Saitenzauber-Festival: Tolle Musik aus Japan, Gambia und Argentinien

Weltmusik im besten Sinn: Tomoko Kihara aus Japan mit Koto und Jalli Yusupha Kuyateh aus Gambia mit Kora. Foto: Malmus

KASSEL. Schon toll, was die Musik kann: Sie vereint die Kulturen, sie macht Vergangenes lebendig. Und wenn sie dann noch umwerfend gut klingt, ist ihre Magie perfekt - wie am Freitagabend im Konzertsaal der Uni.

Der in Kassel lebende argentinische Charango-Virtuose Diego Jascalevich eröffnete mit weiteren internationalen Musikern das „Saitenzauber“-Festival des Kulturzentrums Schlachthof.
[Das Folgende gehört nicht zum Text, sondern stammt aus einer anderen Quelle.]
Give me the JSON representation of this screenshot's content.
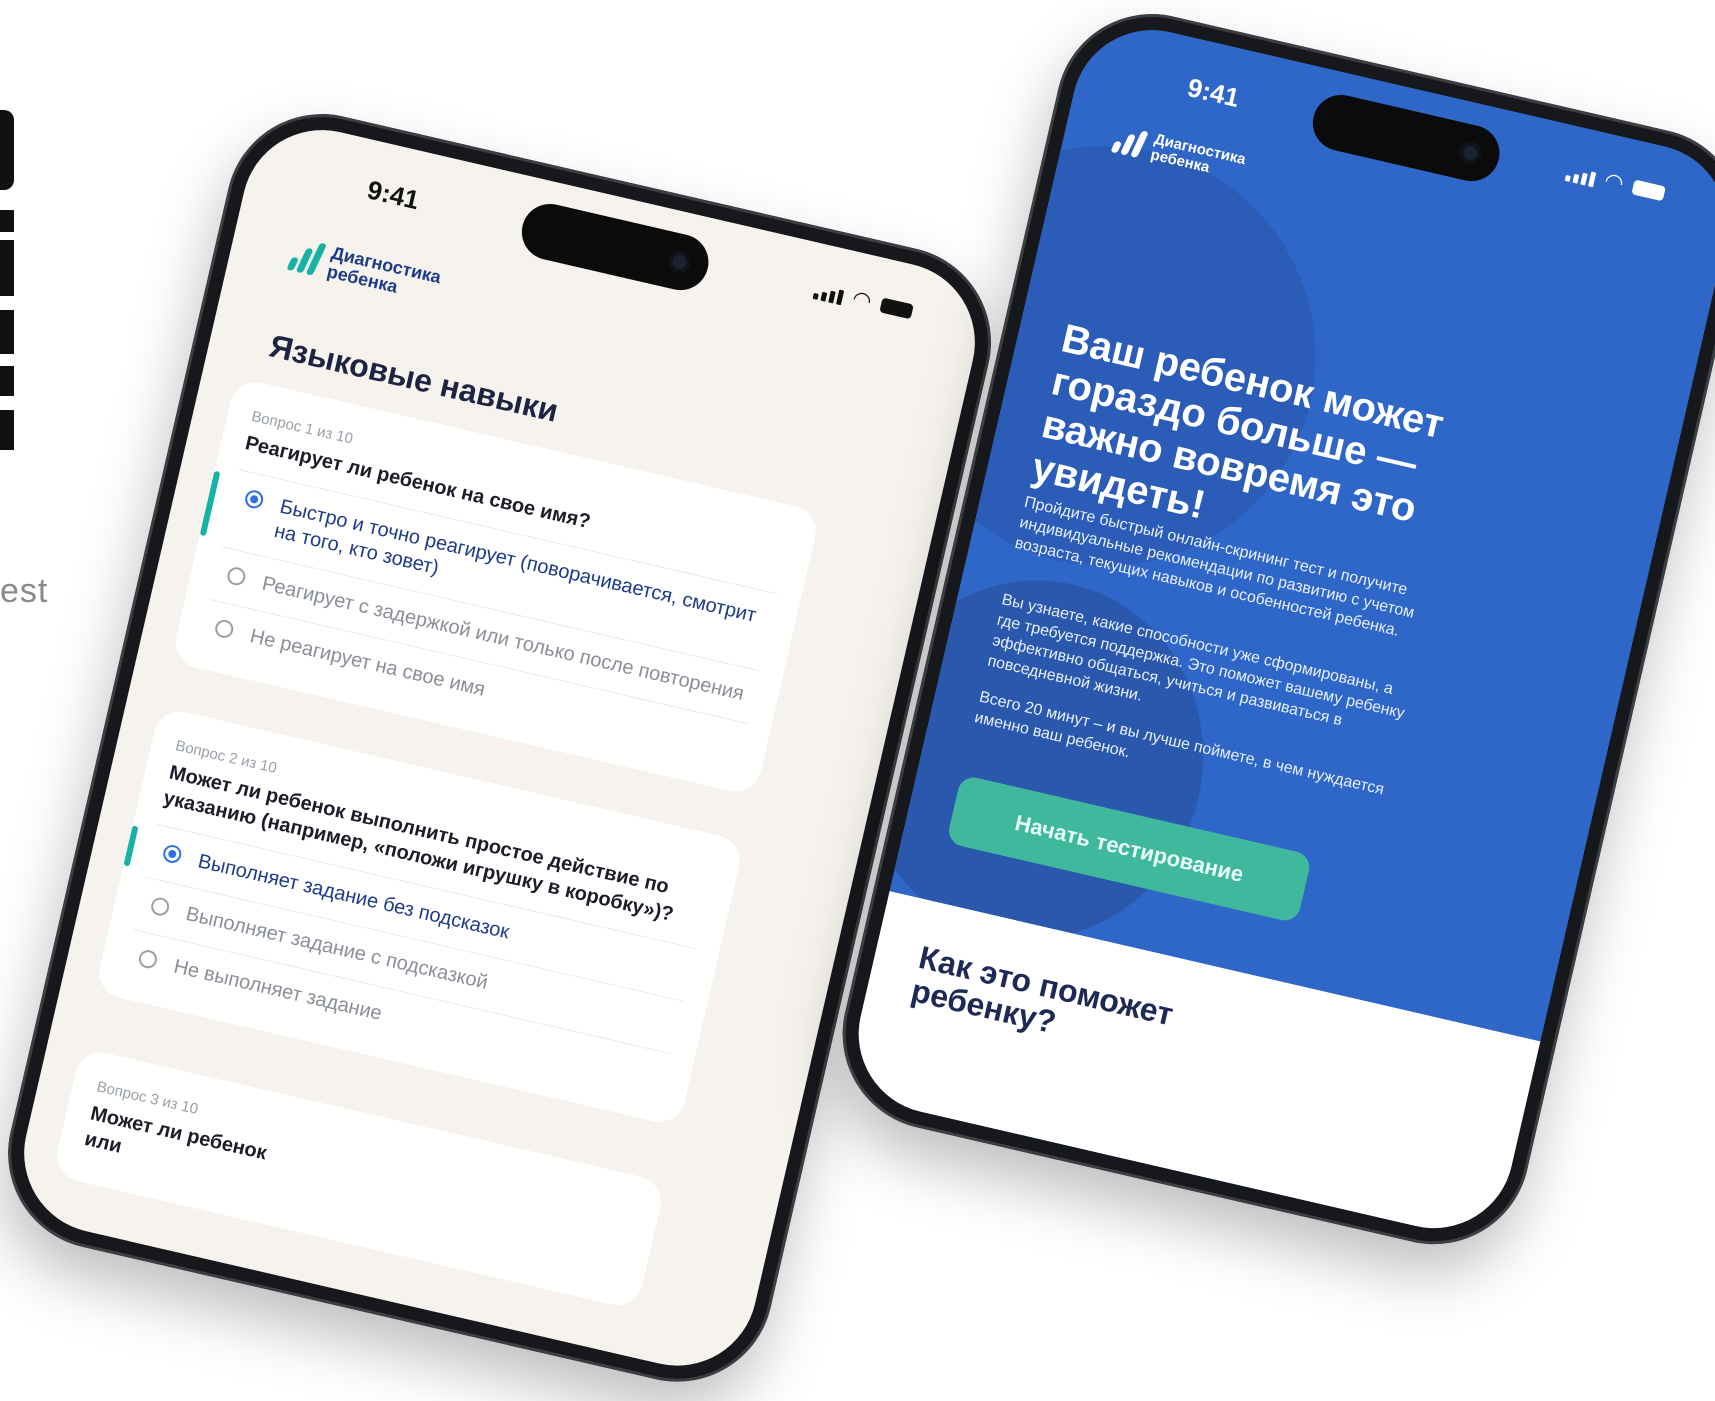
{
  "left_edge": {
    "word": "est"
  },
  "phone_left": {
    "status": {
      "time": "9:41"
    },
    "brand": {
      "name_line1": "Диагностика",
      "name_line2": "ребенка"
    },
    "section_title": "Языковые навыки",
    "questions": [
      {
        "number": "Вопрос 1 из 10",
        "text": "Реагирует ли ребенок на свое имя?",
        "options": [
          "Быстро и точно реагирует (поворачивается, смотрит на того, кто зовет)",
          "Реагирует с задержкой или только после повторения",
          "Не реагирует на свое имя"
        ],
        "selected_index": 0
      },
      {
        "number": "Вопрос 2 из 10",
        "text": "Может ли ребенок выполнить простое действие по указанию (например, «положи игрушку в коробку»)?",
        "options": [
          "Выполняет задание без подсказок",
          "Выполняет задание с подсказкой",
          "Не выполняет задание"
        ],
        "selected_index": 0
      },
      {
        "number": "Вопрос 3 из 10",
        "text_fragment": "Может ли ребенок",
        "text_fragment_2": "или"
      }
    ]
  },
  "phone_right": {
    "status": {
      "time": "9:41"
    },
    "brand": {
      "name_line1": "Диагностика",
      "name_line2": "ребенка"
    },
    "hero_title": "Ваш ребенок может гораздо больше — важно вовремя это увидеть!",
    "paragraphs": [
      "Пройдите быстрый онлайн-скрининг тест и получите индивидуальные рекомендации по развитию с учетом возраста, текущих навыков и особенностей ребенка.",
      "Вы узнаете, какие способности уже сформированы, а где требуется поддержка. Это поможет вашему ребенку эффективно общаться, учиться и развиваться в повседневной жизни.",
      "Всего 20 минут – и вы лучше поймете, в чем нуждается именно ваш ребенок."
    ],
    "cta_label": "Начать тестирование",
    "how_title": "Как это поможет ребенку?"
  },
  "colors": {
    "accent_teal": "#16b2a4",
    "brand_blue": "#1d3b8a",
    "hero_blue": "#2f67c9",
    "cta_green": "#3fb89e"
  }
}
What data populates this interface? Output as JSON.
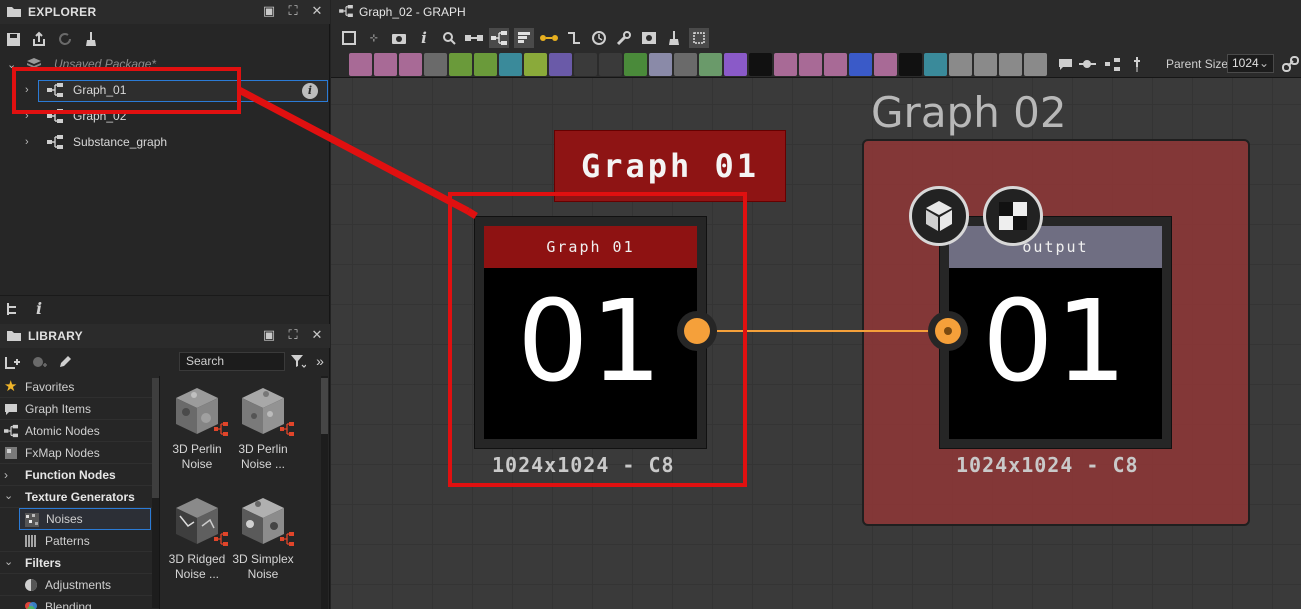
{
  "explorer": {
    "title": "EXPLORER",
    "package_label": "Unsaved Package*",
    "items": [
      {
        "label": "Graph_01"
      },
      {
        "label": "Graph_02"
      },
      {
        "label": "Substance_graph"
      }
    ]
  },
  "library": {
    "title": "LIBRARY",
    "search_placeholder": "Search",
    "categories": [
      {
        "label": "Favorites"
      },
      {
        "label": "Graph Items"
      },
      {
        "label": "Atomic Nodes"
      },
      {
        "label": "FxMap Nodes"
      },
      {
        "label": "Function Nodes"
      },
      {
        "label": "Texture Generators"
      },
      {
        "label": "Noises"
      },
      {
        "label": "Patterns"
      },
      {
        "label": "Filters"
      },
      {
        "label": "Adjustments"
      },
      {
        "label": "Blending"
      }
    ],
    "tiles": [
      {
        "label_1": "3D Perlin",
        "label_2": "Noise"
      },
      {
        "label_1": "3D Perlin",
        "label_2": "Noise ..."
      },
      {
        "label_1": "3D Ridged",
        "label_2": "Noise ..."
      },
      {
        "label_1": "3D Simplex",
        "label_2": "Noise"
      }
    ]
  },
  "graph": {
    "tab_title": "Graph_02 - GRAPH",
    "parent_size_label": "Parent Size:",
    "parent_size_value": "1024",
    "frame_title": "Graph 02",
    "callout_label": "Graph 01",
    "node_left": {
      "header": "Graph 01",
      "thumb_text": "01",
      "resolution": "1024x1024 - C8",
      "header_color": "#8e1212"
    },
    "node_right": {
      "header": "output",
      "thumb_text": "01",
      "resolution": "1024x1024 - C8",
      "header_color": "#6f6e82"
    }
  },
  "colors": {
    "accent_blue": "#2b7bd6",
    "callout_red": "#e01010",
    "wire_orange": "#f5a03a",
    "frame_red": "#963737"
  }
}
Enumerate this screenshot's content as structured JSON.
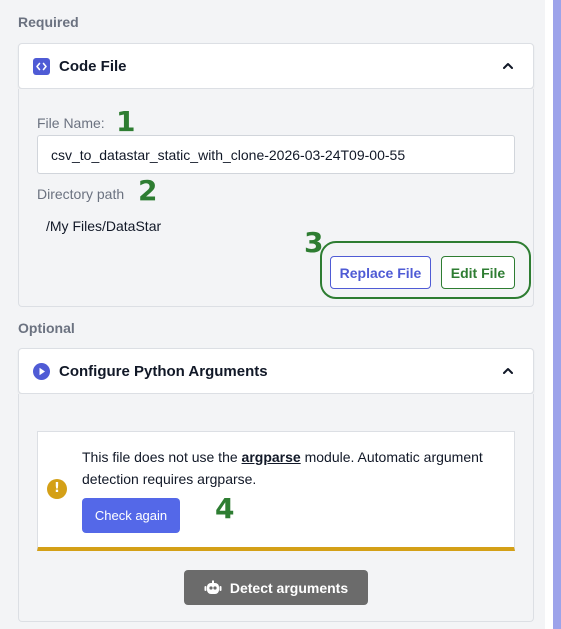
{
  "required_section": {
    "label": "Required",
    "code_file": {
      "title": "Code File",
      "icon": "code-icon",
      "file_name_label": "File Name:",
      "file_name_value": "csv_to_datastar_static_with_clone-2026-03-24T09-00-55",
      "directory_label": "Directory path",
      "directory_value": "/My Files/DataStar",
      "replace_label": "Replace File",
      "edit_label": "Edit File"
    }
  },
  "optional_section": {
    "label": "Optional",
    "python_args": {
      "title": "Configure Python Arguments",
      "icon": "play-circle-icon",
      "notice": {
        "text_before": "This file does not use the ",
        "keyword": "argparse",
        "text_after": " module. Automatic argument detection requires argparse.",
        "check_label": "Check again",
        "warning_glyph": "!"
      },
      "detect_label": "Detect arguments",
      "detect_icon": "robot-icon"
    }
  },
  "annotations": [
    "1",
    "2",
    "3",
    "4"
  ],
  "colors": {
    "accent": "#4f5bd5",
    "annotation_green": "#2e7d32",
    "warning": "#d4a017",
    "check_button": "#5468e8",
    "detect_button": "#6b6b6b",
    "scroll_accent": "#9da3ea"
  }
}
Neben dem südamerikanischen Zupfinstrument hörte man die japanische Wölbbrett-Zither Koto und die westafrikanische Stegharfe Kora - gespielt von Tomoko Kihara und Jalli Yusupha Kuyateh.

Wunderbar, wie Tomoko Kihara in dem um 1600 entstandenen Klassiker „Rokudan no Shirabe“ eine geheimnisvoll entrückte Atmosphäre schuf. Da schien die Zeit stillzustehen. Auf andere Weise großartig: der Kora-Meister Jalli Yusupha Kuyateh aus Gambia. Instrumentalspiel und Gesang fügte er zu einer rhythmisch brodelnden Einheit.

Jascalevich überraschte eingangs mit dem brasilianischen Musikbogen Berimbau und war dann als Charango-Spieler und Sänger ganz in seinem Element. In wechselnden Besetzungen bot das Trio eigene und fremde Kompositionen dar: viel Harmonie in einer mal schwebenden, mal pulsierenden Klangwelt.

Für weitere Farbtupfer sorgten Kontrabassist Philip Wipfler und ein eigens einstudiertes Uni-Nonett, das in Jascalevichs abschließender „Suite Sudaca“ groß aufspielte. Aufhorchen ließ der avancierte Jazz von Pianist Michael Müller. Die 90 Konzertbesucher lauschten dem interkulturellen Treffen mit Begeisterung.